This saying comes from the Discourse Record of Reverend Xutang虛堂和尚語録
, compiled by the followers of the Chinese Zen master Xutang Zhiyu虛堂智愚
(1185-1269):
At a convocation in the dharma hall, Master Xutang raised the following case:
A monk once asked Great Master Mazu, “Master, can you please, without using any affirmation or negation, point directly to the meaning of [Bodhidharma] coming from the west?” The Great Master said, “I am exhausted today and cannot explain it for you. Go ask [my disciple] Zhizang.” The monk asked Zhizang, who replied, “I have a headache today and cannot explain it for you. Go ask my fellow disciple Baizhang.” The monk asked Baizhang, who replied, “I have arrived here, but I don’t know. Go ask our teacher.” The monk [again] asked the Great Master, who said, “Zhizang’s head is clear, and Baizhang’s head is dark.”
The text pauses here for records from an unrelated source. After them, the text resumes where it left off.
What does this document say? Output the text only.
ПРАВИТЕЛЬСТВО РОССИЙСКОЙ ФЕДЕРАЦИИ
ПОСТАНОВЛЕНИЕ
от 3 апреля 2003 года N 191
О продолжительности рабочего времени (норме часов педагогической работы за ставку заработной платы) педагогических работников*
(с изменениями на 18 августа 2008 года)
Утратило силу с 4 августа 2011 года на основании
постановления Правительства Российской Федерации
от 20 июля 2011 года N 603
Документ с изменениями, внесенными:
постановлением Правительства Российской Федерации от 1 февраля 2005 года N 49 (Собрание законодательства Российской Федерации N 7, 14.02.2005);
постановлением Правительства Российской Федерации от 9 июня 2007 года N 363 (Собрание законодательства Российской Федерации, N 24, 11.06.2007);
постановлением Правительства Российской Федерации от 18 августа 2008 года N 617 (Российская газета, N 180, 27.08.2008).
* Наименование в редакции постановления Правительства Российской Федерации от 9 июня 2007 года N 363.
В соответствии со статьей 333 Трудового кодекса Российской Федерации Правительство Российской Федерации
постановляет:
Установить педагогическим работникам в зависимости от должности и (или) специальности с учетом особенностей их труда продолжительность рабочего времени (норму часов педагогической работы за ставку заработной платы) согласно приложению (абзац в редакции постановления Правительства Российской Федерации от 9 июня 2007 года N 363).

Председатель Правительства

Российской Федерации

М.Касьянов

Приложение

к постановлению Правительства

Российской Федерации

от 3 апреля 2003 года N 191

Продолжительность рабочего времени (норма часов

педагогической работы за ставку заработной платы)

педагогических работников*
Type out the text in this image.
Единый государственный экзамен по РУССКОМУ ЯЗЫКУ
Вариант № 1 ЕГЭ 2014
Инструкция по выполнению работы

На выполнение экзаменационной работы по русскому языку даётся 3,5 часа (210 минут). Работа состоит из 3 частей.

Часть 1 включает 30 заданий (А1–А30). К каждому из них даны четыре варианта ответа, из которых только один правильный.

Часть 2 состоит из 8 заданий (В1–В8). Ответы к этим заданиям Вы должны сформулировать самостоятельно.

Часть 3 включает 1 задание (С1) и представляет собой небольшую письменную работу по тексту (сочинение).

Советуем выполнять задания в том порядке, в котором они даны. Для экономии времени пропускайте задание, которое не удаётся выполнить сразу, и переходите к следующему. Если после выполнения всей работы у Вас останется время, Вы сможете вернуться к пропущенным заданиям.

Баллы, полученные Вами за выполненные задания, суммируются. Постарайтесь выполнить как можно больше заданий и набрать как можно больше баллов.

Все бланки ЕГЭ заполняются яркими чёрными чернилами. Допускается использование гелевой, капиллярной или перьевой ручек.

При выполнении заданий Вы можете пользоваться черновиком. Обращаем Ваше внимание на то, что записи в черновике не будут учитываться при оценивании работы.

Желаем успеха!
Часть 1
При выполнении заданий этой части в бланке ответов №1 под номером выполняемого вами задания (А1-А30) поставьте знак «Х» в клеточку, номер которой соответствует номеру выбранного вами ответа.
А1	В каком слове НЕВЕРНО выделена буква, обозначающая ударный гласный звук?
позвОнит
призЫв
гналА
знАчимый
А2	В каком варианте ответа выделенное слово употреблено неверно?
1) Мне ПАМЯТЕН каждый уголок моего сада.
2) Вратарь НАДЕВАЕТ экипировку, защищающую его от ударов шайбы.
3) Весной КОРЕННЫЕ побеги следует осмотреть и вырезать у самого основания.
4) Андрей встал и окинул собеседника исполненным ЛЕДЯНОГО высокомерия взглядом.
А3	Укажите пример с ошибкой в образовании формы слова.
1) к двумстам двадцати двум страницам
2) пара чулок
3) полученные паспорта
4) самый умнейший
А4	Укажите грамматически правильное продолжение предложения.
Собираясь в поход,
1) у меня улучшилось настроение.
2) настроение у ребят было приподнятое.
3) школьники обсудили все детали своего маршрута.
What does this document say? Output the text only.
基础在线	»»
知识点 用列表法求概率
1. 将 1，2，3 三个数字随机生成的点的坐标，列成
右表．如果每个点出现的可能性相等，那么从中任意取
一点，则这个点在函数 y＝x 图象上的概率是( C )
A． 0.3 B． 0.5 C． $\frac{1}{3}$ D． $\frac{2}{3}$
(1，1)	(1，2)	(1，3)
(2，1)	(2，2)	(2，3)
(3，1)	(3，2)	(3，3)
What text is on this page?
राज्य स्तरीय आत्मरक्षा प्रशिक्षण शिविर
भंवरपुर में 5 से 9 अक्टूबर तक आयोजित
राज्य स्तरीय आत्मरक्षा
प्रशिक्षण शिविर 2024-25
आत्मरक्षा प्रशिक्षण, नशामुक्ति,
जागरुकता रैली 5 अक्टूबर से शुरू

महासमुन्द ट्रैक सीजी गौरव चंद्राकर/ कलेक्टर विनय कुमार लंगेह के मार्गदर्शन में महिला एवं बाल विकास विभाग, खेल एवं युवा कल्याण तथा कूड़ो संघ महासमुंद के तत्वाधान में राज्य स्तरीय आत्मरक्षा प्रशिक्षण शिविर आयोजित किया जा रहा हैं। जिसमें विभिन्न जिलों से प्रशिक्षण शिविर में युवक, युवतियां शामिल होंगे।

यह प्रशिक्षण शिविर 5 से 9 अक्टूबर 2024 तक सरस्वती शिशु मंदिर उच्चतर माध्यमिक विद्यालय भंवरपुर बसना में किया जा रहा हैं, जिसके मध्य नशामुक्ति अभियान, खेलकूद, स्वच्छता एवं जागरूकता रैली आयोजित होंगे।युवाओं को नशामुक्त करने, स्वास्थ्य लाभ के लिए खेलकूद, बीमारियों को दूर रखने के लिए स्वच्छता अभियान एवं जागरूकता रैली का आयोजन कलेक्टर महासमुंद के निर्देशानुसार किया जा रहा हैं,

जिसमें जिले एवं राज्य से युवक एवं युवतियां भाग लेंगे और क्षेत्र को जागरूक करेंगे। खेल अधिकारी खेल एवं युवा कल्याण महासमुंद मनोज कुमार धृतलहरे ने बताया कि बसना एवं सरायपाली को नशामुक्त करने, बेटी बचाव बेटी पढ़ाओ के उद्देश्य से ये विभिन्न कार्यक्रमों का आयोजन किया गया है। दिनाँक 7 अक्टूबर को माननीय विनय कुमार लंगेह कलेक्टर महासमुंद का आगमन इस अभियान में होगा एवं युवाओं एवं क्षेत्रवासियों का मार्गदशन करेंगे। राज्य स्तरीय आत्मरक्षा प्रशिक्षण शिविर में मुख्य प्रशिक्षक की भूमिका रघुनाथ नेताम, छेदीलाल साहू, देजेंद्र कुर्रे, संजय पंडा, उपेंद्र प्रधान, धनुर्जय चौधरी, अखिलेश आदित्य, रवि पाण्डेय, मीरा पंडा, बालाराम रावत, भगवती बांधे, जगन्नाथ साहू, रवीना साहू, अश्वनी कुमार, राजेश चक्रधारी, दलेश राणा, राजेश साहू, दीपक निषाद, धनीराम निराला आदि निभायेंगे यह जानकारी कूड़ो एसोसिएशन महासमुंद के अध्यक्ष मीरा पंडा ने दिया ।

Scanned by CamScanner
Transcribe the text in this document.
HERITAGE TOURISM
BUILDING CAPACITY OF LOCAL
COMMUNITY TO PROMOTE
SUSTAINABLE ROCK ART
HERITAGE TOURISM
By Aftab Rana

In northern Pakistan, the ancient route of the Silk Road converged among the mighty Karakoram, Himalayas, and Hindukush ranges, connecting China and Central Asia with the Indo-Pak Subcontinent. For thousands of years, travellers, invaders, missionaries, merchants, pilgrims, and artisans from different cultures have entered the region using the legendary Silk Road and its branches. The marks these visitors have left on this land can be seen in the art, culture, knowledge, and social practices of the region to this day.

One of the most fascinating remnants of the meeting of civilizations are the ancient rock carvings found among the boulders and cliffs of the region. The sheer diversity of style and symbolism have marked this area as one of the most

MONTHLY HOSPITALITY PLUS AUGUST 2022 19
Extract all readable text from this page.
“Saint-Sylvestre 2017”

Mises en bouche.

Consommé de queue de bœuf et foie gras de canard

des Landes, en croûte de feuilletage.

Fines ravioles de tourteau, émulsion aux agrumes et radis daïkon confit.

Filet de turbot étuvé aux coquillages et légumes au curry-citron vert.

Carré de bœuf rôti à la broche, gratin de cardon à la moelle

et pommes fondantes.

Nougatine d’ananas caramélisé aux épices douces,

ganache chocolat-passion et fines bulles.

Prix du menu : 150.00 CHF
Master Xutang commented on this case, saying: “What can certainly be said is that the monk had his nostrils pierced by Great Master Mazu and his disciples, but I don’t know whether or not the nostrils of Great Master Mazu and his disciples were pierced by the monk. I understand that ‘Zhizang’s head is clear, and Baizhang’s head is dark,’ but it has yet to be decided which is superior and which is inferior. It is easy to distinguish frost within white flour, but difficult to discern plum blossoms in the snow.”
上堂舉。馬大師因。僧問。離四句絶百非。請師直指西來意。大師云。我今日勞倦。不能為汝説得。問取智藏。僧問藏。藏云。我今日頭疼。不能為汝説得。問取海兄。僧問海。海云。我到者裏。却不會。問取和尚。僧問大師。大師云。藏頭白。海頭黑。師拈云。盡謂者僧。被馬大師父子穿却鼻孔。殊不知。馬大師父子鼻孔。被者僧穿却。會得。藏頭白海頭黑。優劣已分。不然。易分霜裏粉。難辨雪中梅。
The “meaning of [Bodhidharma] coming from the west,” in the Zen tradition, is code for the insight possessed by a person who is awakened — a buddha. That insight is understood as something that cannot be conveyed in words from a teacher but must be grasped on one’s own. The monk who asked Mazu Daoyi馬祖道一
(709-788) to “point directly” to awakening “without using any affirmation or negation” was, in effect, asking for an explanation that did not make use of language or any other symbolic gesture, which is utterly impossible. He could, therefore, have already understood the matter and merely been testing the insight of Mazu and his disciples, or perhaps he was entirely in the dark and just parroting the words “direct pointing.” The words spoken by Zhizang and Baizhang, likewise, can be read either as profound expressions of their insight or as lame confessions of their ignorance.
In Chinese and Japanese Zen literature, a well-established trope associates awakening with the blossoming of the plum tree, which occurs very early in spring when a snowfall is still possible. The snow that obscures the earth during a long cold winter symbolizes the state of delusion in which the human mind is ordinarily frozen, and the plum blossoms that appear as spring approaches represent the first glimmerings of understanding. Xutang’s closing remark about the difficulty in distinguishing tiny white plum blossoms from the snowflakes that may cover them on occasion is a metaphor used to describe the difficulty in discerning a person’s state of mind — i.e. whether they are awakened or deluded — on the basis of their words.